Когда отец сказал ей о прозрачных намеках германских послов, Евпраксия захотела узнать, не глуп ли Генрих, не слишком ли много пьет вина — германцы ославлены как пьяницы! И сколько лет императору? Всеволод хохотал: «Видит бог, вся в тетку пошла, в жену французского короля. Такой же кремешок! Умница, дочь, в обиду не дашься, хвалю!» Дочь дождалась конца отцовского веселья, чтобы уверить и отца, и мать: «Если Генрих будет не таков, каков нужен, я его покину без слез. И чтоб в договоре о браке предусмотреть мои права».
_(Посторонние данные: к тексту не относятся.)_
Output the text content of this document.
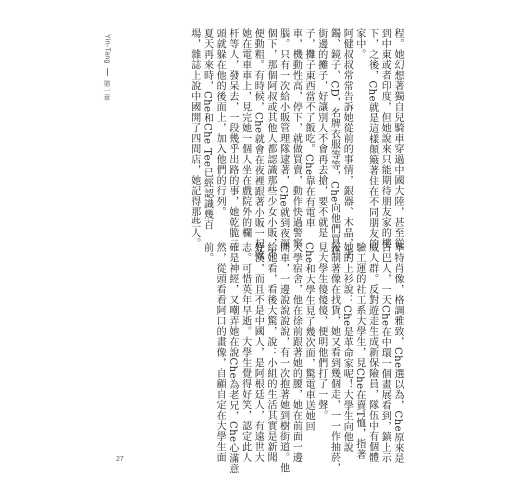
Yin-Tang
第一章	程。她幻想著獨自兒騎車穿過中國大陸，甚至從
到中東或者印度，但她說來只能期待朋友家的樓
下，之後，Che就是這樣顛簸著住在不同朋友的
家中。
阿健叔叔常常告訴她從前的事情，銀器、木晶，手
鐲、鏡子、CD，名牌衣服等等，Che向他們買在
街邊的攤子，好讓別人不會再去搶，要不就是
子，攤子東西當不了飯吃。Che靠在有電車
車，機動性高，停下，就做買賣，動作快過警察
腦。只有一次給小販管理隊逮著，Che就到夜深
個下，那個阿叔或其他人都認識那些少女小販，不
便動粗。有時候，Che就會在夜裡跟著小販一起收
她在電車車上，見完她一個人坐在戲院外的欄
杆等人，發呆去，一段幾乎出路的事，她乾脆二
頭就躲在他的後面上，加入他們的行列。
夏天再來時，Che和Che Tee已經認識幾百
場，雜誌上說中國開了四間店，她記得那些人。
華特肖像，格調雅致，Che選以為，Che原來是
古巴人，一天Che在中環一個畫展看到，鎮上示
威人群。反對遊走生成新保險員，隊伍中有個體
驗工運的社工系大學生，見Che在賣T恤，指著
她的上衫說：Che是革命家呢！大學生向他說
接制著像在找貨，她又看到幾個走，一一作抽菸，
見大學生傻傻傻，便明他們打了一聲。
Che和大學生見了幾次面，驚電車送她回
大學宿舍，他在徐前跟著她的腰，她在前面一邊
開車，一邊說說說說，有一次抱著她到樹街道。他
給她看，看後大驚，說：小組的生活其實是新聞
好漢，而且不是中國人，是阿根廷人，有遠世大
志。可惜英年早逝。大學生覺得好笑，認定此人
確是神經，又嘲弄她在說Che為老兄，Che心滿意
然，從頭看看阿口的畫像，自顧自定在大學生面
前。
27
Княгиня Анна радовалась силе души и сердечному покою дочери: жизнь таит неизвестное до последнего часа, таким, как дочь, легче живется, и дурного дочь не сделает. Но не могла заставить себя любить дочь, как других. И не хотела бы таких жен сыновьям. Особенно Владимиру, любимцу своему. И трепет Гиты, и ее страх, ее жестокое сиротство, большее, чем обычное, привлекало княгиню: эта будет по-настоящему своя, всей душой и во всем. Воск…
Люди ждали Гиту с любопытством, с сочувствием, русский видел в девушке беглянку из сожженного города, говорил — доброе дело совершает Всеволод Ярославич, голубя сироту горемычную: эхо падения Англии не умолкало, нормандцев сравнивали с турками, с печенегами, с половцами, духовные в проповедях обличали римского папу.
Владимир ждал невесту, как послушный сын, — жену выбирают родители, по возрасту ему уже давно пора совершить закон, а заглядываться на кого-либо по-настоящему, чтоб сердце терять, ему не приходилось. Всеволод Ярославич на дело глядел так же, как сын, только сверху, и — взвесил приданое молча. Но никто не знал твердого решенья княгини Анны: взвесить невесту. Не отдаст сына, если не перетянет Гита груз материнских сомнений.
Рог прозвучал серебряным зовом. Тарпаны бежали прямо на курган, а всадники изогнулись дугой. Крайние поспевали, опережая беглецов, вот уже вырвались вперед и, оглядываясь, сближались: перед курганом сомкнутся. Крупный вороной жеребец вел табун тяжелым скоком. Могучий зверь с длинной гривой, с громадой хвоста брал то правее, то левее. Наверное, он не раз встречался с людьми, знал их уловки, но поделать не мог ничего. Бросить своих? Может быть, но только когда замкнется кольцо загонщиков. Женщины встали — теперь они не помешают.
Загонщики остановили табун в двух сотнях шагов от кургана. Лошади сбились, пряча головы, темные от пота. Вожак, взбросив перед, будто пытаясь встать на дыбы, с визгом прыгнул к ближайшему всаднику. Тот увернулся. Пробив брешь, жеребец помчался в степь, увлекая за собой нескольких лошадей. Остальным преградили путь. Всадники метали арканы. Кто-то, промахнувшись, спешил смотать волосяную веревку широкими петлями на предплечье левой руки. Удачливые затягивали петлю поворотом своего коня и останавливали тарпана, дрожащего, взъерошенного, с клочьями пены, рожденной ужасом.
Гита, прижав к груди руки, видела только одного всадника. На белом коне, сам в белом, с шитой золотом и серебром грудью рубахи, Владимир метнул аркан первым. Петля захватила шею стройной лошади. Князь не рванул аркан, как другие, а, удерживая его правой рукой, скакал вместе с добычей, будто бы она его увлекала. Но очень недолго: мгновенья, которые показались длинными только Гите. Всадник и его белый конь вместе, как одно целое, сделали что-то, и плененная лошадь почему-то побежала по кругу, а всадник в середине только поворачивался, укорачивая аркан, и пленница все больше выбрасывала круп наружу круга и бежала уже боком, ближе и ближе, пока не остановилась сама, тянула назад, пробуя вырваться, и только еще больше затягивала петлю. Владимир осаживал своего коня, вынуждая пленницу слушаться. Так оба подошли к кургану. Белый конь без порока, по словам старшего Святослава Киевского. Голос Владимира был ровен, сам он свеж, будто бы не гнал тарпанов и не справился сам с добычей.